O planejamento do festival possui estruturas modernas para comunicação e mobilidade entre os artistas para conectar estas cidades. Grandes artistas de todas as regiões africanas estiveram presentes em conferências entre as exibições e workshops. É importante ressaltar que o projeto ainda vai além do continente e para tal realizou videoconferências conectando Joanesburgo com São Paulo e Nova Iorque, duas cidades consideradas irmãs das produções culturais africanas.
A lista de grandes trabalhos de afrofuturismo é longa. Para início de conversa, o blog Afrocyberpunk, criado por Jonathan Dotse para catalogar todas as principais produções do continente na área. O autor, baseado em Accra, Gana, apresenta ideias para ficção científica de uma forma inovadora criando realidades fantásticas para tratar os problemas sociais do continente com outros olhos. Histórias imaginando gangues tecnológicas, expedições no espaço lideradas por africanos e super-heróis da periferia das grandes cidades do continente e outras produções independentes já foram retratadas em seu blog.
Teaser de Afronauts:
Dentre as recomendações para leitura há Something Wicked, uma revista sul-africana para histórias de terror; Jungle Jim, uma revista de pulp fiction que já publicou ficções em pleno congestionamento de Lagos; “Earthling”, sobre crianças LGBT na Somália e a revista Bakwa, de Camarões e Wordsmack, uma editora sul-africana para plataformas digitais que apresentou a história Future Jozi sobre o futuro de Joanesburgo. Vale a pena conferir também as obras da escritora nigeriana-americana Nnedi Okorafor cujas histórias de ficção são inspiradas na forma moderna como os nigerianos utilizam a tecnologia de uma forma diferente da Ocidental.
AFRONAUTS TEASER from Nuotama Bodomo on Vimeo.

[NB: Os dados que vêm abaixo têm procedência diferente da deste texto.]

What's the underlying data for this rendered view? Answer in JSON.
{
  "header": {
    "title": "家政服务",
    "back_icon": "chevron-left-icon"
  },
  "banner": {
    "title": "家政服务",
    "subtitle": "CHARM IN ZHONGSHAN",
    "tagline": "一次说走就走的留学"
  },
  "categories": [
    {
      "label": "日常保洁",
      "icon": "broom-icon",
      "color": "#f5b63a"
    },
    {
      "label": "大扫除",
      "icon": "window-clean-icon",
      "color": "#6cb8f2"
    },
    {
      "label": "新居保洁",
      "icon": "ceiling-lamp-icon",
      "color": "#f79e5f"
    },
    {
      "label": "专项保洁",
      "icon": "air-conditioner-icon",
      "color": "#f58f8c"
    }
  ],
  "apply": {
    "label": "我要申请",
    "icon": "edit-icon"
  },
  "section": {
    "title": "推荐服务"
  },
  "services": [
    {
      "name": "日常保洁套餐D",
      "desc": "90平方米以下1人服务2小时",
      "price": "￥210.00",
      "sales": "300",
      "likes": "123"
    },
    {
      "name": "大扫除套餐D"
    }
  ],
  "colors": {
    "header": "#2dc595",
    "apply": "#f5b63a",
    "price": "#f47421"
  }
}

Para o cinema, o sci-fi africano conseguiu destaque internacional com Neill Blomkamp, produtor de Distrito 9 (2009), que faz uma crítica ao Apartheid sul-africano com um filme sobre a chegada de uma grande nave espacial no centro de Joanesburgo. Blomkamp já havia produzido um curta-metragem com a história e recentemente dirigiu outro filme, Chappie (2015), sobre um robô de alta tecnologia que possui sentimentos humanos e mora numa Joanesburgo futurista e inteligente para a securitização urbana.
Trailer de Les Saignantes:
Em relação a produções cinematográficas independentes o destaque fica com o francófono Les Saignantes (2005), um thriller sensual de duas mulheres lutando contra a elite política de sua cidade e Afronauts (2014), uma história inspirada em fatos reais sobre uma tentativa da Academia Espacial da Zâmbia de ultrapassar os estadunidenses na corrida espacial durante a Guerra Fria. Por sua vez, o curta Umkhungo (2010) fala sobre um menino órfão em Joanesburgo com poderes especiais, já Pandora (2015) é um curta experimental em 360º lançado em Gana, produzido pelo criador do Afrocyberpunk, sobre o mito de Pandora reinterpretado na realidade da capital do país, Accra.
Trailer do curta Distrito 9:
As narrativas afrofuturistas são uma maneira excelente de conhecer as inovações da África contemporânea considerando as percepções africanas sobre sua realidade social e suas identidades no cenário internacional. As produções trabalham com os desafios da realidade social de forma sutil e muito bem elaboradas, já conectando com as possibilidades de futuro e situando o pensamento do leitor ou telespectador na visão do africano sobre suas percepções de identidade no mundo atual e no mundo futuro, exprimindo os medos, expectativas, sonhos e recriando histórias tradicionais para uma experiência contemporânea de arte.